4 Smart Moves When the Economy Slows
Identifying growth industries, positive trends and hot jobs
are only part of a strategic career management process that
will help you weather a slowdown in the economy. What are
some ways to take control of your career when the economic
outlook is weakening or uncertain?
1. Quietly and confidently communicate your value and
"Recession-proof your job by making sure that others,
above and below, know about your recent achievements,"
is the advice offered on the website of outplacement firm,
Challenger, Gray & Christmas, Inc. When individuals demonstrate
their capabilities, they signal willingness to take on additional
or new responsibilities, or fill in a gap. Doing this quietly
is key. The last thing they want to do is instigate ill will
and an unhealthy competitive climate among co-workers, causing
more problems for the manager. If employees are not already
working to capacity, they better get moving.
2. Expand your network.
Like the other suggestions in this article, marketing
oneself is one of the basic Career
Literacy skills needed to successfully navigate today's
work environment. The more individuals are connected to a
broader community beyond their departments or companies, the
more resilient they will be in their careers.
Smart moves include being strategic in seeking connections
with others, where they give thought to whom they should get
to know based on their career goals. These people will be
the first to hear about new opportunities through their network as the business slowdown begins to reverse. Social networking
websites for professionals such as LinkedIn.com provide an
easy infrastructure for individuals to find each other, keep
in touch, and share information, job opportunities, and prospects
for new business that benefit their current employment situation.
3. Lay the foundation for a move to a new career that
offers more growth and opportunity.
Making great career choices always begins with in-depth self-knowledge.
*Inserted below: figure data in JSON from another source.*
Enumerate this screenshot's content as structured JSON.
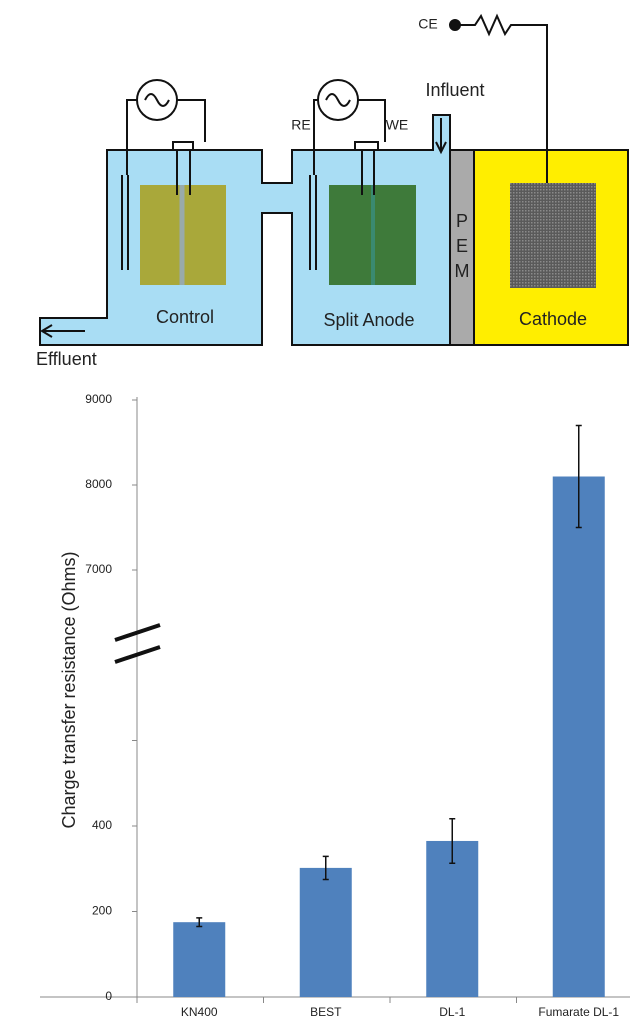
{
  "diagram": {
    "labels": {
      "ce": "CE",
      "influent": "Influent",
      "re": "RE",
      "we": "WE",
      "control": "Control",
      "split_anode": "Split Anode",
      "pem": [
        "P",
        "E",
        "M"
      ],
      "cathode": "Cathode",
      "effluent": "Effluent"
    }
  },
  "chart_data": {
    "type": "bar",
    "ylabel": "Charge transfer resistance (Ohms)",
    "categories": [
      "KN400",
      "BEST",
      "DL-1",
      "Fumarate DL-1"
    ],
    "values": [
      175,
      302,
      365,
      8100
    ],
    "errors": [
      10,
      27,
      52,
      600
    ],
    "color": "#4f81bd",
    "y_break": {
      "lower": {
        "ylim": [
          0,
          800
        ],
        "yticks": [
          0,
          200,
          400
        ],
        "minor_yticks": [
          600
        ]
      },
      "upper": {
        "ylim": [
          6200,
          9000
        ],
        "yticks": [
          7000,
          8000,
          9000
        ]
      }
    }
  }
}
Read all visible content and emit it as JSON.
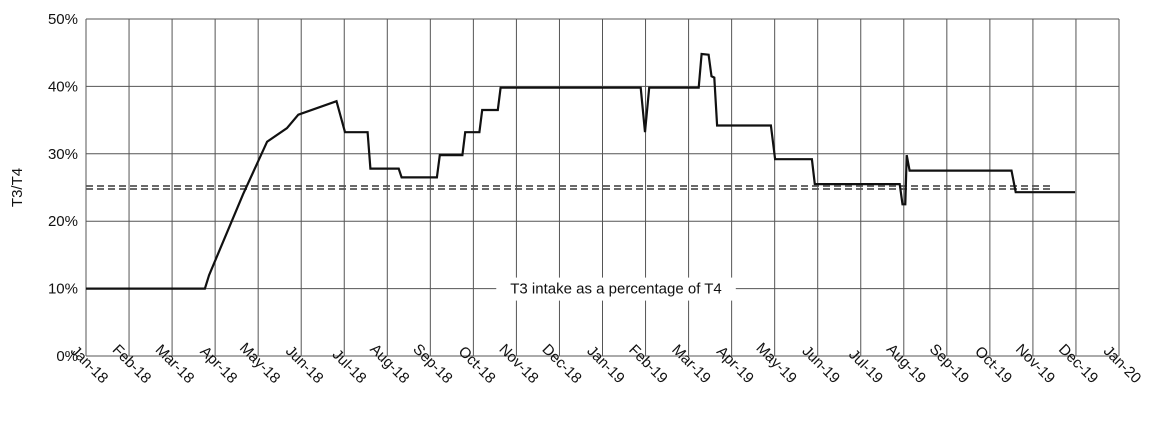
{
  "chart_data": {
    "type": "line",
    "title": "",
    "xlabel": "",
    "ylabel": "T3/T4",
    "annotation": "T3 intake as a percentage of T4",
    "x_ticks": [
      "Jan-18",
      "Feb-18",
      "Mar-18",
      "Apr-18",
      "May-18",
      "Jun-18",
      "Jul-18",
      "Aug-18",
      "Sep-18",
      "Oct-18",
      "Nov-18",
      "Dec-18",
      "Jan-19",
      "Feb-19",
      "Mar-19",
      "Apr-19",
      "May-19",
      "Jun-19",
      "Jul-19",
      "Aug-19",
      "Sep-19",
      "Oct-19",
      "Nov-19",
      "Dec-19",
      "Jan-20"
    ],
    "y_ticks": [
      "0%",
      "10%",
      "20%",
      "30%",
      "40%",
      "50%"
    ],
    "ylim": [
      0,
      50
    ],
    "grid": true,
    "colors": {
      "series": "#111111",
      "reference": "#555555",
      "grid": "#555555"
    },
    "reference_line": {
      "style": "dashed",
      "y": 25
    },
    "series": [
      {
        "style": "solid",
        "points": [
          [
            "2018-01-01",
            10
          ],
          [
            "2018-03-26",
            10
          ],
          [
            "2018-03-29",
            12
          ],
          [
            "2018-04-22",
            24
          ],
          [
            "2018-05-09",
            31.8
          ],
          [
            "2018-05-23",
            33.8
          ],
          [
            "2018-05-31",
            35.8
          ],
          [
            "2018-06-27",
            37.8
          ],
          [
            "2018-07-03",
            33.2
          ],
          [
            "2018-07-19",
            33.2
          ],
          [
            "2018-07-21",
            27.8
          ],
          [
            "2018-08-10",
            27.8
          ],
          [
            "2018-08-12",
            26.5
          ],
          [
            "2018-09-06",
            26.5
          ],
          [
            "2018-09-08",
            29.8
          ],
          [
            "2018-09-24",
            29.8
          ],
          [
            "2018-09-26",
            33.2
          ],
          [
            "2018-10-06",
            33.2
          ],
          [
            "2018-10-08",
            36.5
          ],
          [
            "2018-10-19",
            36.5
          ],
          [
            "2018-10-21",
            39.8
          ],
          [
            "2019-01-28",
            39.8
          ],
          [
            "2019-01-31",
            33.2
          ],
          [
            "2019-02-03",
            39.8
          ],
          [
            "2019-03-10",
            39.8
          ],
          [
            "2019-03-12",
            44.8
          ],
          [
            "2019-03-17",
            44.7
          ],
          [
            "2019-03-19",
            41.5
          ],
          [
            "2019-03-21",
            41.3
          ],
          [
            "2019-03-23",
            34.2
          ],
          [
            "2019-04-30",
            34.2
          ],
          [
            "2019-05-03",
            29.2
          ],
          [
            "2019-05-29",
            29.2
          ],
          [
            "2019-05-31",
            25.5
          ],
          [
            "2019-07-30",
            25.5
          ],
          [
            "2019-08-01",
            22.5
          ],
          [
            "2019-08-03",
            22.5
          ],
          [
            "2019-08-04",
            29.8
          ],
          [
            "2019-08-06",
            27.5
          ],
          [
            "2019-10-17",
            27.5
          ],
          [
            "2019-10-20",
            24.3
          ],
          [
            "2019-12-01",
            24.3
          ]
        ]
      }
    ]
  }
}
Before individuals decide to pursue a new occupation, they
are wise to minimize the risk by gauging how well that job
and work environment aligns with their natural talents, interests,
personality and values. They conduct informational
interviews with individuals who are doing the kind of
work in which they are interested. These planful career managers
set up a job shadowing day with these same individuals, spending
a day with them on the job observing what they do and "trying
on" the work environment. This is a good time to find
out educational or training requirements, and begin taking
classes. Career changes take time.
4. Maintain a positive, optimistic attitude in the face
Most people call this "personal character" and it
sets individuals apart from the crowd. In work environments
where budgets are tight, business is declining, and employees
are concerned about their jobs, savvy career managers learn
to see the silver linings in a stormy situation. They see
their role as part of the solution rather than part of the
problem. They know that business is cyclical, and "this
too shall pass." When it does, they are ready.